Following discharge I had an awful few weeks and DH was amazing, he was such a wonderful support to me and I think I would have cracked up if it wasn't for him. He was wonderful. Surely that's more important than the fact he couldn't be with me for one day when I was in hospital. Everything is just so confusing.

OP posts:
NickyEds · 12/11/2014 11:47

It was at my 8 week check and we were both physically fine but she expressed concerns about the way I was talking about the birth and bf. I was having trouble sleeping (in the tiny gaps available to sleep!) and still getting nightmares about the actual birth. She suggested time for the guilt feelings (which worked to a degree), but for the birth issues she suggested filling in a form given to me by the mw about the care I'd received airing some of the issues I had. She offered a review with my community mw to go over the birth itself and counselling if I needed it. She arranged to see me at 12 weeks to see if things had improved. TBH it was good to hear someone say "Yes, You've had a hard time-you're not going crazy". I'm not sure what can really be done about guilt though??? If you feel guilty then you do-even if you shouldn't IYSWIM??

Writerwannabe83 · 12/11/2014 12:11

I know what you mean. My antenatal care at the hospital was wonderful, my CS went fine, there were no long term complications, the midwives and all staff were lovely and kind and there was nothing wrong with the after care. I have absolutely nothing to be upset about or feel down about in relation to the arrival or DS or the care. I just feel guilty about how I felt towards DS and some of the things I did. Sad

OP posts:
RedToothBrush · 12/11/2014 12:47

Writer are you often a perfectionist type of person?

nottheOP · 12/11/2014 12:58

You just don't hear about mothers struggling in the early days. PND gets a bit of press but not just the everyday struggle.

I didn't feel an immediate rush of love at all. I felt shell shocked after birth and then I felt tired and confused at how to look after this life that was dependant on me and I had no clue what I was doing. I mourned my old life and wondered what I was thinking having a child.

My experience is by no means unique. I also bizarrely feel guilt at not being more patient, giving up on BFing which I hated. I still look at new mums who are just chilled out and enjoying it all and wish I could have been more like them but it just isn't my make up... they are probably struggling too in reality.

A big factor is how alone we are in this. We have the internet and books but real support from family and friends is so limited as everyone is working and has so little time. We think we have to do it alone. 60 years ago everyone pitched in. You recovered for a week in hospital from an uncomplicated vaginal delivery, let alone a CS or assisted delivery. A 4 hourly routine and bottle feeding, as well as a huge support from you family and community made this period much more bearable. Without the pressures, we might not have these difficulties.
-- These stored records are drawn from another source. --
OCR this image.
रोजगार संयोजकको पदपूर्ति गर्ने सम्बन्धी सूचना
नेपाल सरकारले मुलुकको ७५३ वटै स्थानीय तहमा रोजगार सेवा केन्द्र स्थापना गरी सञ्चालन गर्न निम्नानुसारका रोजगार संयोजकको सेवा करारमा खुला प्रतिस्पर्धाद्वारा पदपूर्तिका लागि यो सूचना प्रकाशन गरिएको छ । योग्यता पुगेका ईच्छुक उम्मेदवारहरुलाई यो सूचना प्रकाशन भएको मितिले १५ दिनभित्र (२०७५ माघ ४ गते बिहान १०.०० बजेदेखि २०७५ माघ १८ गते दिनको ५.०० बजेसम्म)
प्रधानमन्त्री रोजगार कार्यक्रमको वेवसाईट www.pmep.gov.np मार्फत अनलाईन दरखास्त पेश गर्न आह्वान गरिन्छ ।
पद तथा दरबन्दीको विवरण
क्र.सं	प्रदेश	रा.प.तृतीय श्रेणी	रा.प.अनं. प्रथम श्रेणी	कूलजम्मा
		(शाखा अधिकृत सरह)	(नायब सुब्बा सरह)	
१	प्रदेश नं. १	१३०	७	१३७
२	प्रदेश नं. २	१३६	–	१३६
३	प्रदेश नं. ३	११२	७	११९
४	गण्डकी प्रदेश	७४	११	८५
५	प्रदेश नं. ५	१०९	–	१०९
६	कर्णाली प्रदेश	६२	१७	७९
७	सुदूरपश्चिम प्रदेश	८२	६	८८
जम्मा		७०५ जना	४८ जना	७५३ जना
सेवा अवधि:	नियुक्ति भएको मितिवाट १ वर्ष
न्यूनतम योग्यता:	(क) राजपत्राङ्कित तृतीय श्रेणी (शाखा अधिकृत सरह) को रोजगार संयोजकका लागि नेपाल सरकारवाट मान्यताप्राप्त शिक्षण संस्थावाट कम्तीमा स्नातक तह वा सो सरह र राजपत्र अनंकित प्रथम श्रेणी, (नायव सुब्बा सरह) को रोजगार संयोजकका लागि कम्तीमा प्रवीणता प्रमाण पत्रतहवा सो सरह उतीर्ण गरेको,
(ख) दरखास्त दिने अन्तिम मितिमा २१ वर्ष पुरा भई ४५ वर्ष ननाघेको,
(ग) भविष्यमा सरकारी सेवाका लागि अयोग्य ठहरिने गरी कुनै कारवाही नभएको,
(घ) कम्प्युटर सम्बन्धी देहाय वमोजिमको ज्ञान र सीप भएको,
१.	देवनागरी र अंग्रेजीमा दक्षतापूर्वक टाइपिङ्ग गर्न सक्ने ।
Try not to beat yourself up OP. I went back to work when DS was 6.5 months old and was pleased to go back and hand him over to the professionals who knew what they were doing. I still hadn;t really bonded. I think he was about a year old when I could honestly say that I enjoyed spending my days with him and now at 2.4 I gush like any other. No more for me though!!

Writerwannabe83 · 12/11/2014 13:17

I'm a total perfectionist Red - everything has to be done to a high standard and in a specific way. I'm one of those types who pays attention to detail, dots the i's and crosses the t's etc. I'm very thorough and everything has to be sequential and logical.

I do set high standards for myself, I know I do.

My DH on the other hand is so ridiculously chilled out, I just can't understand how he can live his life that way. We are complete polar opposites.